Remaining Vigilant Against A New Wave of Pro-Tech, Anti-Immigrant Laws

With this year’s legislative session coming to a close, the Partnership has updated our State Interference Map.

With this year’s legislative session coming to a close, the Partnership has updated our State Interference Map, which tracks state laws and court decisions that block efforts to create local policies protecting the rights and well-being of poor people, people of color, women, LGBTQ individuals, and immigrants. When we launched the map in April 2018, our data highlighted the sweeping deregulation that corporations had achieved as well as the systems of oppression present in our politics, with overwhelmingly white, male state legislatures preempting progressive public policies that  women, people of color and other marginalized communities have long fought to enact. The 2018/2019 session was an active one for state preemption bills, and we’ve noticed a few trends worth highlighting.

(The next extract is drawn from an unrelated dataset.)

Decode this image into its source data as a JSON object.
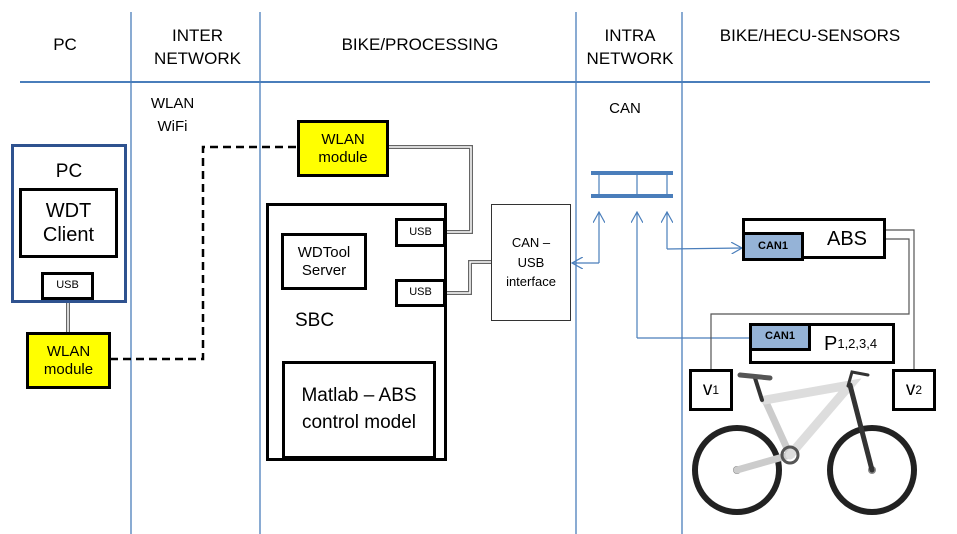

  • The Tide Is Starting to Turn Against State Interference. ALEC, Uber and other corporate juggernauts have had a devastating run in state legislatures in the last decade. Not only have they managed to enact laws that suppress local efforts to protect workers and vulnerable communities, they’ve also ensured that almost no protections exist at the state level. That’s starting to change -- this year, Colorado repealed its law preempting local minimum wages, and Pennsylvania’s highest court overturned a ruling that Pittsburgh’s paid sick days law was prohibited under state law. Oregon’s landmark  enactment of statewide protections against rent gouging represents a shift - until now, none of the 27 states prohibiting local rent control had any form of state level rent control. 

  • Big Tech Continues to Steamroll Worker and Consumer Protections. The Partnership and its allies have exposed the way that Uber has stopped or removed regulation of its industry in state legislatures across the country. And we have closely monitored the efforts of Handy -- a company that employs handymen and house cleaners -- to follow in Uber’s footsteps and stop any local regulation of tech platform businesses, particularly with regard to the employment status of workers. During the 2018/2019 legislative session, Big Tech continued its successful deregulatory campaign, with five states (FL, IA, IN, KY, TN) adopting laws that prevent localities from treating tech platform workers as employees and two states (ME and NE) joining the eight states that limit or prohibit local regulation of the short term rental industry.

  • State Interference Is a New Weapon on the War on Immigrants that Has intensified Under the Trump Administration. In the 2018/2019 session, three new states (IA, AR, FL) joined the ten states that limit or prohibit sanctuary city measures or the use of municipal identification. Nine of these states enacted these state interference laws in 2017 or later.